Achieving qualification is no easy task. Many additional work hours were used to develop the quality assurance system.

"We started working on the program back in June 1998," said Fred Alley, Barstow Quality Manager. "Some of the main obstacles to overcome were cultural change, providing training to personnel and resisting the temptation to return to the old way of doing things," Alley continued.

"Although it took many people in the Maintenance Center to put the ISO program in place," Alley added, "the main catalyst for bringing the program together was the nine-member IPT.

"The group consisted of representatives from each department and business center," Alley said.

According to the quality manager, their primary task was to ensure the requirements of the ISO system were in place for each of their areas and they wrote all the ISO procedures.

"We met to ensure the ISO standard was met," Alley continued. "Sometimes we called in subject matter experts to present their views on particular topics." The Barstow commander, Col.

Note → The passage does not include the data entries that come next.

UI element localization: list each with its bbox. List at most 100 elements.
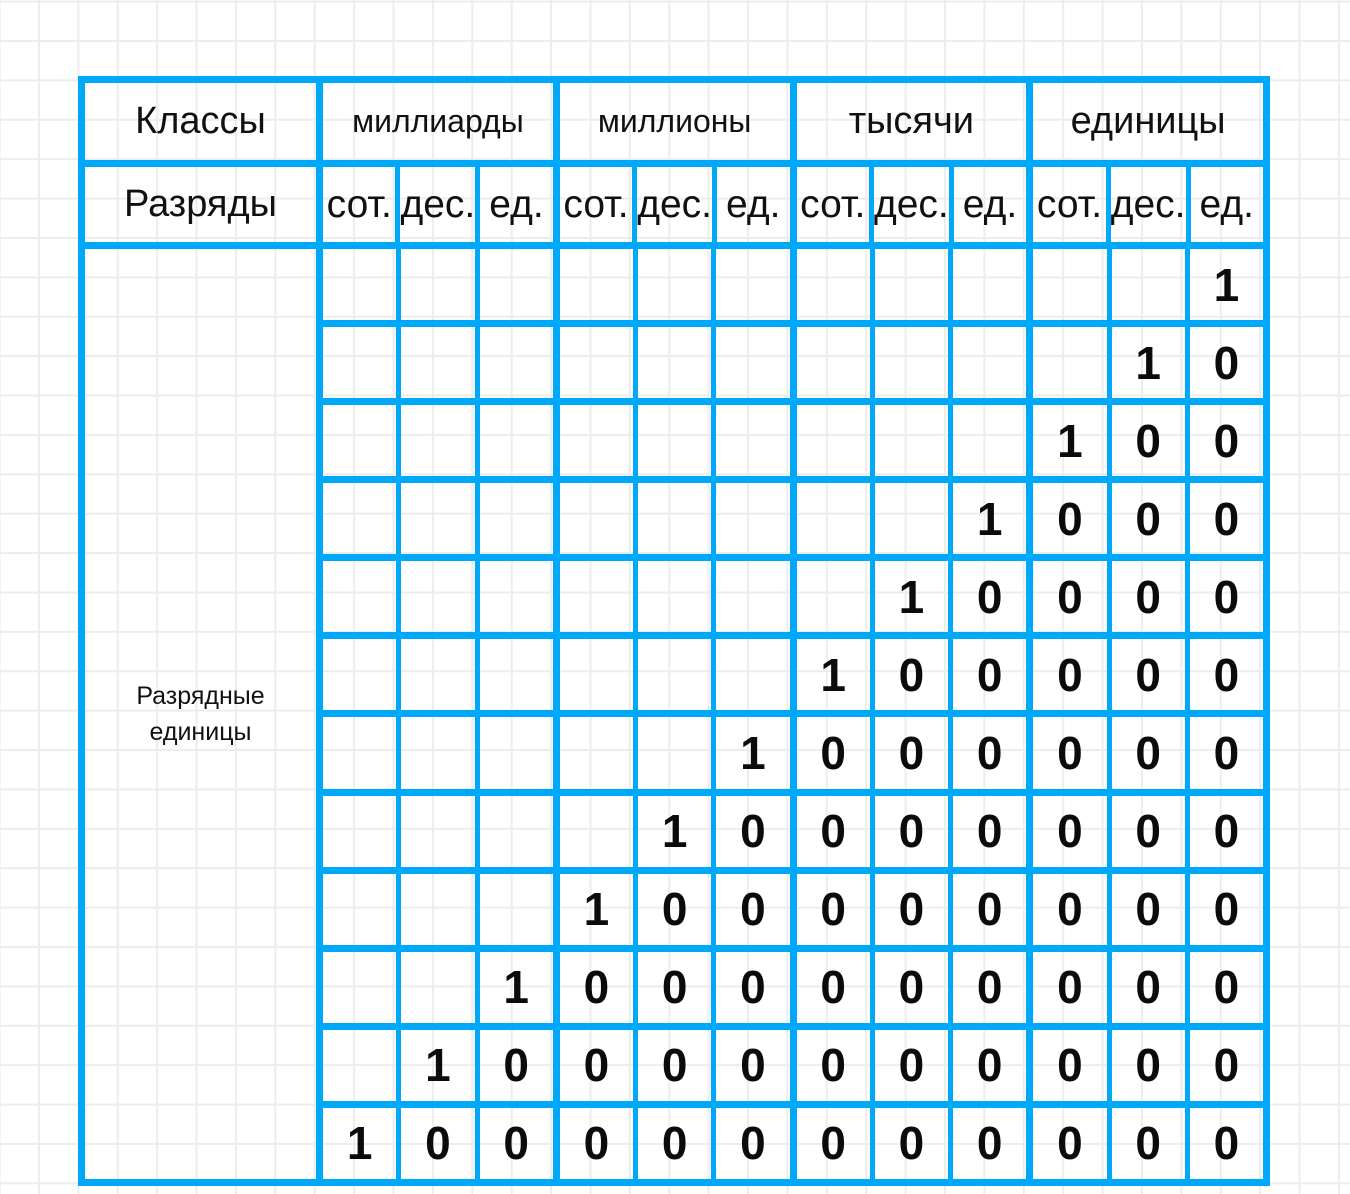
digit-group <box>797 405 1034 477</box>
digit-cell <box>638 405 717 477</box>
digit-group: 000 <box>797 1029 1034 1101</box>
digit-cell: 0 <box>875 1107 953 1179</box>
digit-cell: 0 <box>1033 951 1112 1023</box>
digit-cell: 0 <box>976 1039 1003 1092</box>
class-header-thousands: тысячи <box>797 83 1034 160</box>
digit-cell <box>401 327 480 399</box>
digit-group: 100 <box>560 873 797 945</box>
digit-cell: 0 <box>1033 483 1112 555</box>
digit-cell: 1 <box>401 1029 480 1101</box>
digit-group: 000 <box>560 951 797 1023</box>
digit-cell: 0 <box>1213 492 1240 545</box>
digit-cell <box>323 327 402 399</box>
digit-cell <box>560 795 638 867</box>
digit-grid: 1101001000100001000001000000100000001000… <box>323 249 1263 1179</box>
digit-cell <box>401 561 480 633</box>
digit-cell: 0 <box>1213 648 1240 701</box>
digit-cell: 0 <box>875 1029 953 1101</box>
digit-group <box>323 327 560 399</box>
digit-group: 000 <box>1033 717 1263 789</box>
digit-cell <box>1033 249 1112 321</box>
rank-billions-hundreds: сот. <box>323 167 401 242</box>
digit-cell <box>480 796 553 867</box>
table-row: 1000 <box>323 483 1263 562</box>
digit-cell <box>480 405 553 476</box>
digit-group: 1 <box>560 717 797 789</box>
rank-units-ones: ед. <box>1199 182 1254 226</box>
digit-cell <box>716 249 789 320</box>
digit-group <box>797 249 1034 321</box>
table-row: 10 <box>323 327 1263 406</box>
digit-cell: 0 <box>1033 561 1112 633</box>
rank-thousands-tens: дес. <box>874 167 954 242</box>
digit-cell: 0 <box>1033 717 1112 789</box>
digit-cell: 1 <box>1033 405 1112 477</box>
digit-cell: 0 <box>797 1029 875 1101</box>
digit-group <box>323 249 560 321</box>
digit-cell: 0 <box>976 727 1003 779</box>
table-row: 100 <box>323 405 1263 484</box>
digit-cell: 1 <box>638 795 717 867</box>
digit-group: 1 <box>323 951 560 1023</box>
digit-group: 100 <box>323 1107 560 1179</box>
digit-group: 100 <box>797 639 1034 711</box>
digit-cell: 0 <box>976 648 1003 701</box>
digit-cell: 0 <box>797 795 875 867</box>
digit-cell: 0 <box>1213 1039 1240 1092</box>
digit-cell: 0 <box>740 1039 766 1092</box>
digit-group <box>323 717 560 789</box>
digit-cell <box>875 483 953 555</box>
digit-group: 000 <box>1033 795 1263 867</box>
digit-group: 000 <box>1033 873 1263 945</box>
table-body: Разрядные единицы 1101001000100001000001… <box>85 249 1263 1179</box>
ranks-header-row: Разряды сот. дес. ед. сот. дес. ед. сот.… <box>85 167 1263 249</box>
digit-cell: 0 <box>1112 639 1190 711</box>
digit-cell: 0 <box>1112 483 1190 555</box>
digit-group <box>560 249 797 321</box>
digit-cell: 0 <box>1213 414 1240 467</box>
digit-cell <box>716 405 789 476</box>
digit-cell: 0 <box>976 805 1003 858</box>
digit-group <box>323 873 560 945</box>
digit-group <box>560 405 797 477</box>
rank-millions-ones: ед. <box>726 182 781 226</box>
digit-cell <box>480 874 553 945</box>
digit-cell <box>480 483 553 554</box>
digit-group: 000 <box>1033 561 1263 633</box>
digit-group: 1 <box>1033 249 1263 321</box>
digit-cell <box>1033 327 1112 399</box>
table-row: 1000000000 <box>323 951 1263 1030</box>
digit-group <box>323 795 560 867</box>
digit-cell: 0 <box>1213 883 1240 936</box>
digit-cell: 0 <box>740 805 766 858</box>
digit-cell: 0 <box>1112 1107 1190 1179</box>
digit-cell: 0 <box>1112 405 1190 477</box>
table-row: 100000000 <box>323 873 1263 952</box>
digit-cell <box>638 327 717 399</box>
rank-group-millions: сот. дес. ед. <box>560 167 797 242</box>
digit-cell <box>401 795 480 867</box>
digit-cell: 0 <box>797 1107 875 1179</box>
digit-cell: 0 <box>740 1117 766 1170</box>
digit-cell <box>560 483 638 555</box>
digit-cell <box>560 327 638 399</box>
digit-cell: 0 <box>638 873 717 945</box>
digit-cell: 1 <box>1112 327 1190 399</box>
rank-units-tens: дес. <box>1111 167 1191 242</box>
digit-cell: 0 <box>797 951 875 1023</box>
digit-group <box>323 639 560 711</box>
digit-cell <box>401 639 480 711</box>
rank-thousands-hundreds: сот. <box>797 167 874 242</box>
digit-cell <box>323 717 402 789</box>
table-row: 100000 <box>323 639 1263 718</box>
digit-group: 1 <box>797 483 1034 555</box>
digit-group: 000 <box>797 717 1034 789</box>
digit-cell <box>716 639 789 710</box>
digit-cell <box>480 249 553 320</box>
digit-group: 10 <box>797 561 1034 633</box>
digit-cell <box>953 327 1026 398</box>
digit-cell: 0 <box>1112 717 1190 789</box>
digit-cell: 0 <box>638 1107 717 1179</box>
digit-group <box>323 483 560 555</box>
digit-group <box>323 561 560 633</box>
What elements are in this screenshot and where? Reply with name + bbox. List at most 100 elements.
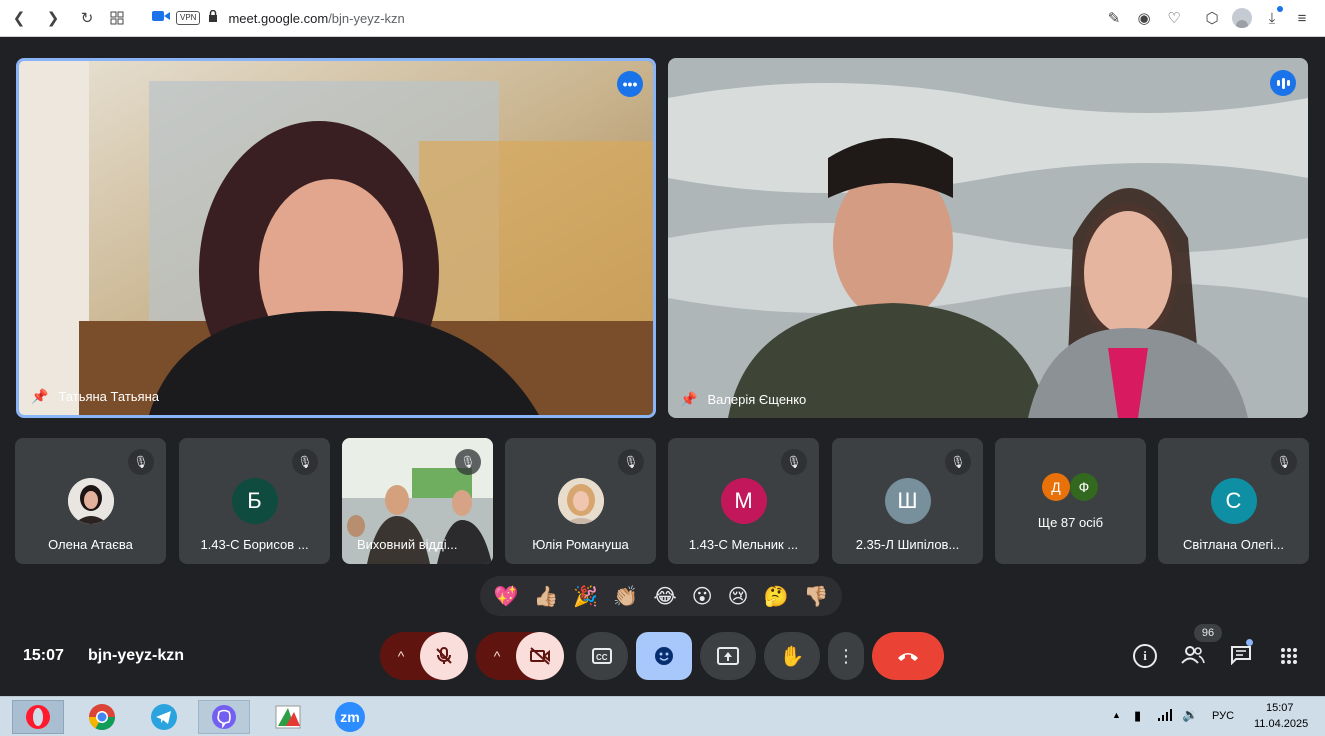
reaction-thumbs-up[interactable]: 👍🏼 xyxy=(533,584,558,609)
mic-off-icon: 🎙 xyxy=(781,449,807,475)
avatar xyxy=(67,478,114,524)
more-participants-tile[interactable]: Д Ф Ще 87 осіб xyxy=(995,438,1146,564)
participant-tile[interactable]: 🎙 Б 1.43-С Борисов ... xyxy=(179,438,330,564)
activities-grid-icon[interactable] xyxy=(1280,647,1298,670)
more-options-icon[interactable]: ••• xyxy=(617,71,643,97)
heart-icon[interactable]: ♡ xyxy=(1161,5,1187,31)
reactions-button[interactable] xyxy=(636,632,692,680)
participants-count-badge: 96 xyxy=(1194,624,1222,642)
mic-off-icon: 🎙 xyxy=(945,449,971,475)
camera-snapshot-icon[interactable]: ◉ xyxy=(1131,5,1157,31)
chrome-icon[interactable] xyxy=(76,700,128,734)
opera-icon[interactable] xyxy=(12,700,64,734)
signal-icon[interactable] xyxy=(1158,709,1174,724)
profile-icon[interactable] xyxy=(1229,5,1255,31)
back-icon[interactable]: ❮ xyxy=(6,5,32,31)
mic-off-icon: 🎙 xyxy=(618,449,644,475)
avatar: Ф xyxy=(1070,473,1098,501)
app-icon[interactable] xyxy=(262,700,314,734)
pinned-video-tile-1[interactable]: ••• 📌 Татьяна Татьяна xyxy=(16,58,656,418)
meeting-code: bjn-yeyz-kzn xyxy=(88,647,185,664)
mic-toggle-button[interactable] xyxy=(420,632,468,680)
audio-options-chevron-icon[interactable]: ^ xyxy=(380,632,422,680)
camera-control-group: ^ xyxy=(476,632,564,680)
mic-off-icon: 🎙 xyxy=(292,449,318,475)
camera-toggle-button[interactable] xyxy=(516,632,564,680)
download-icon[interactable]: ⤓ xyxy=(1259,5,1285,31)
more-options-button[interactable]: ⋮ xyxy=(828,632,864,680)
participant-name: 1.43-С Борисов ... xyxy=(200,537,309,552)
mic-off-icon: 🎙 xyxy=(128,449,154,475)
video-options-chevron-icon[interactable]: ^ xyxy=(476,632,518,680)
reactions-bar: 💖 👍🏼 🎉 👏🏼 😂 😮 😢 🤔 👎🏼 xyxy=(480,576,842,616)
language-indicator[interactable]: РУС xyxy=(1212,710,1234,722)
avatar xyxy=(557,478,604,524)
people-icon[interactable] xyxy=(1181,646,1205,669)
viber-icon[interactable] xyxy=(198,700,250,734)
participant-name: Світлана Олегі... xyxy=(1183,537,1284,552)
reaction-laugh[interactable]: 😂 xyxy=(653,584,676,609)
more-vert-icon: ⋮ xyxy=(837,646,855,666)
reaction-heart[interactable]: 💖 xyxy=(494,584,519,609)
avatar: Б xyxy=(231,478,278,524)
url-path: /bjn-yeyz-kzn xyxy=(328,10,405,26)
reaction-clap[interactable]: 👏🏼 xyxy=(613,584,638,609)
participant-tile[interactable]: 🎙 Ш 2.35-Л Шипілов... xyxy=(832,438,983,564)
leave-call-button[interactable] xyxy=(872,632,944,680)
pin-icon[interactable]: 📌 xyxy=(680,391,697,408)
meet-camera-icon xyxy=(152,9,170,27)
meeting-info-icon[interactable]: i xyxy=(1133,644,1157,668)
participant-name: Олена Атаєва xyxy=(48,537,133,552)
tray-chevron-icon[interactable]: ▲ xyxy=(1112,710,1121,720)
meeting-time: 15:07 xyxy=(23,647,64,664)
avatar: С xyxy=(1210,478,1257,524)
browser-toolbar: ❮ ❯ ↻ VPN meet.google.com/bjn-yeyz-kzn ✎… xyxy=(0,0,1325,37)
address-bar[interactable]: meet.google.com/bjn-yeyz-kzn xyxy=(228,11,404,26)
participant-name: Виховний відді... xyxy=(357,537,458,552)
telegram-icon[interactable] xyxy=(138,700,190,734)
mic-off-icon: 🎙 xyxy=(455,449,481,475)
vpn-badge[interactable]: VPN xyxy=(176,11,201,25)
participant-tile[interactable]: 🎙 М 1.43-С Мельник ... xyxy=(668,438,819,564)
participant-tile[interactable]: 🎙 Юлія Романуша xyxy=(505,438,656,564)
pinned-name-2: 📌 Валерія Єщенко xyxy=(680,391,806,408)
pinned-video-tile-2[interactable]: 📌 Валерія Єщенко xyxy=(668,58,1308,418)
participant-name: Татьяна Татьяна xyxy=(58,389,160,404)
svg-text:CC: CC xyxy=(596,653,608,662)
reaction-party[interactable]: 🎉 xyxy=(573,584,598,609)
chat-icon[interactable] xyxy=(1230,639,1253,670)
emoji-icon xyxy=(655,647,673,665)
forward-icon[interactable]: ❯ xyxy=(40,5,66,31)
participant-video-tile[interactable]: 🎙 Виховний відді... xyxy=(342,438,493,564)
reaction-surprised[interactable]: 😮 xyxy=(692,584,713,609)
pin-icon[interactable]: 📌 xyxy=(31,388,48,405)
raise-hand-button[interactable]: ✋ xyxy=(764,632,820,680)
edit-icon[interactable]: ✎ xyxy=(1101,5,1127,31)
present-button[interactable] xyxy=(700,632,756,680)
lock-icon[interactable] xyxy=(208,9,218,27)
pinned-name-1: 📌 Татьяна Татьяна xyxy=(31,388,159,405)
zoom-icon[interactable]: zm xyxy=(324,700,376,734)
participant-name: 2.35-Л Шипілов... xyxy=(855,537,960,552)
tabs-grid-icon[interactable] xyxy=(104,5,130,31)
clock-date[interactable]: 11.04.2025 xyxy=(1254,718,1308,730)
camera-off-icon xyxy=(530,647,550,665)
avatar: Д xyxy=(1042,473,1070,501)
clock-time[interactable]: 15:07 xyxy=(1266,702,1294,714)
hang-up-icon xyxy=(898,653,918,661)
menu-icon[interactable]: ≡ xyxy=(1289,5,1315,31)
hand-icon: ✋ xyxy=(779,645,805,668)
reaction-thumbs-down[interactable]: 👎🏼 xyxy=(804,584,829,609)
video-frame-1 xyxy=(19,61,653,415)
reaction-sad[interactable]: 😢 xyxy=(728,584,749,609)
participant-tile[interactable]: 🎙 Олена Атаєва xyxy=(15,438,166,564)
mic-off-icon: 🎙 xyxy=(1271,449,1297,475)
captions-button[interactable]: CC xyxy=(576,632,628,680)
battery-icon[interactable]: ▮ xyxy=(1134,708,1141,724)
reaction-thinking[interactable]: 🤔 xyxy=(764,584,789,609)
avatar: М xyxy=(720,478,767,524)
cube-icon[interactable]: ⬡ xyxy=(1199,5,1225,31)
participant-tile[interactable]: 🎙 С Світлана Олегі... xyxy=(1158,438,1309,564)
reload-icon[interactable]: ↻ xyxy=(74,5,100,31)
volume-icon[interactable]: 🔉 xyxy=(1182,707,1198,723)
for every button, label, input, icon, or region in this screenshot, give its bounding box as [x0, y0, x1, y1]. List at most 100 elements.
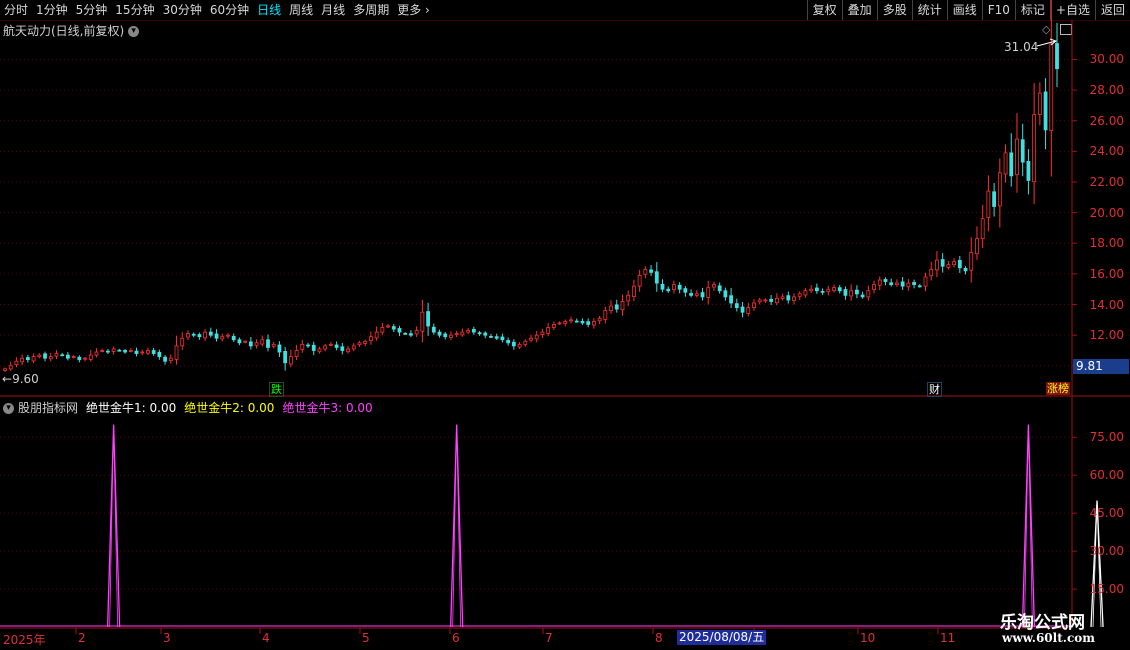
chevron-down-icon[interactable]: ▾	[3, 403, 14, 414]
candle-body	[637, 275, 642, 287]
candle-body	[980, 218, 985, 240]
candle-body	[551, 324, 556, 328]
candle-body	[128, 350, 133, 352]
price-tick: 16.00	[1089, 266, 1124, 281]
candle-body	[231, 335, 236, 341]
candle-body	[957, 260, 962, 269]
min-price-label: ←9.60	[2, 372, 39, 386]
candle-body	[397, 328, 402, 333]
candle-body	[603, 310, 608, 320]
candle-body	[191, 333, 196, 336]
candle-body	[1032, 114, 1037, 183]
x-axis-label: 10	[860, 631, 876, 645]
candle-body	[517, 343, 522, 348]
candle-body	[443, 333, 448, 338]
event-tag-limitup[interactable]: 涨榜	[1046, 382, 1070, 395]
candle-body	[346, 348, 350, 353]
indicator-tick: 45.00	[1089, 506, 1124, 521]
candle-body	[734, 303, 739, 309]
candle-body	[31, 356, 36, 362]
candle-body	[374, 331, 379, 339]
min-price-value: 9.60	[12, 372, 39, 386]
candle-body	[300, 343, 305, 350]
max-price-label: 31.04	[1004, 40, 1039, 54]
candle-body	[420, 311, 425, 332]
candle-body	[391, 326, 396, 330]
candle-body	[254, 342, 259, 346]
kline-chart[interactable]	[0, 0, 1130, 650]
candle-body	[37, 354, 42, 358]
candle-body	[83, 357, 87, 360]
candle-body	[197, 334, 202, 338]
candle-body	[877, 279, 882, 286]
candle-body	[992, 191, 997, 207]
candle-body	[288, 356, 293, 365]
candle-body	[271, 343, 276, 347]
candle-body	[837, 287, 842, 292]
candle-body	[226, 334, 230, 337]
candle-body	[683, 288, 688, 293]
candle-body	[426, 311, 430, 327]
candle-body	[460, 331, 465, 336]
candle-body	[94, 351, 99, 356]
candle-body	[260, 339, 265, 345]
candle-body	[43, 353, 47, 359]
candle-body	[386, 325, 390, 328]
indicator-line-3: 绝世金牛3: 0.00	[282, 401, 373, 415]
x-axis-label: 11	[940, 631, 956, 645]
candle-body	[889, 282, 894, 286]
candle-body	[317, 348, 322, 353]
candle-body	[814, 287, 819, 292]
candle-body	[797, 293, 802, 297]
cursor-date-tag: 2025/08/08/五	[677, 630, 767, 645]
candle-body	[380, 327, 385, 333]
candle-body	[134, 350, 139, 354]
indicator-title[interactable]: ▾ 股朋指标网 绝世金牛1: 0.00 绝世金牛2: 0.00 绝世金牛3: 0.00	[3, 399, 373, 416]
candle-body	[912, 282, 916, 286]
event-tag-drop[interactable]: 跌	[269, 382, 284, 397]
x-axis-label: 4	[262, 631, 270, 645]
candle-body	[883, 279, 888, 282]
event-tag-finance[interactable]: 财	[927, 382, 942, 397]
candle-body	[111, 348, 116, 352]
candle-body	[626, 294, 631, 302]
candle-body	[729, 295, 734, 304]
candle-body	[820, 290, 825, 293]
candle-body	[1015, 138, 1019, 176]
candle-body	[1043, 91, 1048, 131]
candle-body	[1055, 43, 1059, 70]
candle-body	[597, 317, 602, 322]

Ervin Rivers, expanded on Alley's remarks.

"Each employee was instrumental in the overall success of the audit and the implementation of our new ISO Quality Management System,"  Rivers said.

"It also took the cooperation of all employees to work together during this time to ensure production was met, costs were kept within budget and the quality system was implemented at the same time.

"Adding ISO 9000 to MCB's Better Business Practices toolbox took a lot of extra time and work," Rivers said. "But most agree receiving the qualification is well worth the additional hours."

Col. Robert Cerney, commander at Maintenance Center Albany added, "Maintenance Center Albany's ISO 9002 compliance was a grass-roots effort. We began by training all our employees and it has involved every one of them, every day since.

"Receiving our ISO certificate completes a major effort that will have a continuous major effect on our future," Cerney continued.

"We have broken the 'flavor-of-the-month' cycle, and we must continue to build on our ISO success to ensure a fruitful competitive commercial future."

Maintenance Center Barstow will receive its ISO 9002 qualification certificate during a special ceremony Wednesday, which will include the grand opening of a new test track and a celebration of the depot's 40th anniversary.

Maintenance Center Albany is scheduled to receive their ISO 9002 qualification certificate April 5 during a special ceremony here.